Sankaranarayanan submitted that the petitioner was at a disadvantage in getting Set A question paper since the high court discarded a question in other sets (B, C and D) due to a typographical error giving grace marks to even students who did not attempt the question, affecting the petitioner’s chances of getting a seat among the preferred national law universities (NLU).
The petition said, “There has been a deviation from uniform evaluation standards. Set A students are being evaluated on the basis of 115 questions, whereas Sets B, C, and D are effectively evaluated on 114 questions creating an unfair evaluative process where the Set A candidates were expected to solve an additional question.”

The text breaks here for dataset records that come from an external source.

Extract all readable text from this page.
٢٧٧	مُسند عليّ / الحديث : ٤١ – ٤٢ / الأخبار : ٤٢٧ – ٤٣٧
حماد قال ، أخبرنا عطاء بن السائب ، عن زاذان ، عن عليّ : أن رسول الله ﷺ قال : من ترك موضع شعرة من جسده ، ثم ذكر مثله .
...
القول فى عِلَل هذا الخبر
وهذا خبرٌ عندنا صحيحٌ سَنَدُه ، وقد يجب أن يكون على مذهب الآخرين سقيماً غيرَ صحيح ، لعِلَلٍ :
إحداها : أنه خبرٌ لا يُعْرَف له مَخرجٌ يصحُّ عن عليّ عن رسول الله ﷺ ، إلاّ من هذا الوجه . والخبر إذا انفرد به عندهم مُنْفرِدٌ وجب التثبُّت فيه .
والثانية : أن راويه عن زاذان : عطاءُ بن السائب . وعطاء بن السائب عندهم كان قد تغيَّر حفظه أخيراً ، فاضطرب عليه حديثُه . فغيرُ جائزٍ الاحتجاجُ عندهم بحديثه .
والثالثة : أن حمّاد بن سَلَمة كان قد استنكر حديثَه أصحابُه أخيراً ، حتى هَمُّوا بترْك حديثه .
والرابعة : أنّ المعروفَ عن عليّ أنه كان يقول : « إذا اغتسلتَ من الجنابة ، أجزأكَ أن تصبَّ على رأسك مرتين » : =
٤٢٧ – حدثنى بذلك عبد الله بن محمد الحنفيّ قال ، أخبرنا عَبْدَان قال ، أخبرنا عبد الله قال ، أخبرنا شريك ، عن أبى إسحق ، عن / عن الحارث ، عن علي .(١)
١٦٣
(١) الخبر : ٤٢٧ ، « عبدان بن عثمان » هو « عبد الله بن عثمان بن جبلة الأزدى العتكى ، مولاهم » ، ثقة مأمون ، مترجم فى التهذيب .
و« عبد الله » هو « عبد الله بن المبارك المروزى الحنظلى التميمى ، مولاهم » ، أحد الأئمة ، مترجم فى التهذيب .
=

It was further stated that the high court judgment applied different standards for different questions, flagging the need for having uniform evaluation standards, particularly for competitive examinations such as CLAT, where a 0.25 percentile difference pushes the candidate down by 100 or 200 ranks.
“This constitutes not only procedural irregularity but also substantive injustice,” the petition said.
The high court order was passed by a bench of chief justice DK Upadhyay and justice Tushar Rao Gedela. The order also directed that a question be withdrawn, despite a single judge bench of the HC finding the question to be absolutely valid.
“In deciding that the question was out of syllabus, grave error has been committed,” the petition said, pointing out that the same tested “inferential and logical skills” of the students and required no prior legal knowledge. Moreover, many students had correctly answered the question and hence withdrawing the question was an erroneous decision, said the petition.
Faulting the judgment for adopting an unequal evaluative framework without appreciating the arguments of the successful candidates, the petition submitted, “Each of these vitiating elements undermines academic fairness, distorts the merit list, and raises grave constitutional and legal issues necessitating intervention by this court.”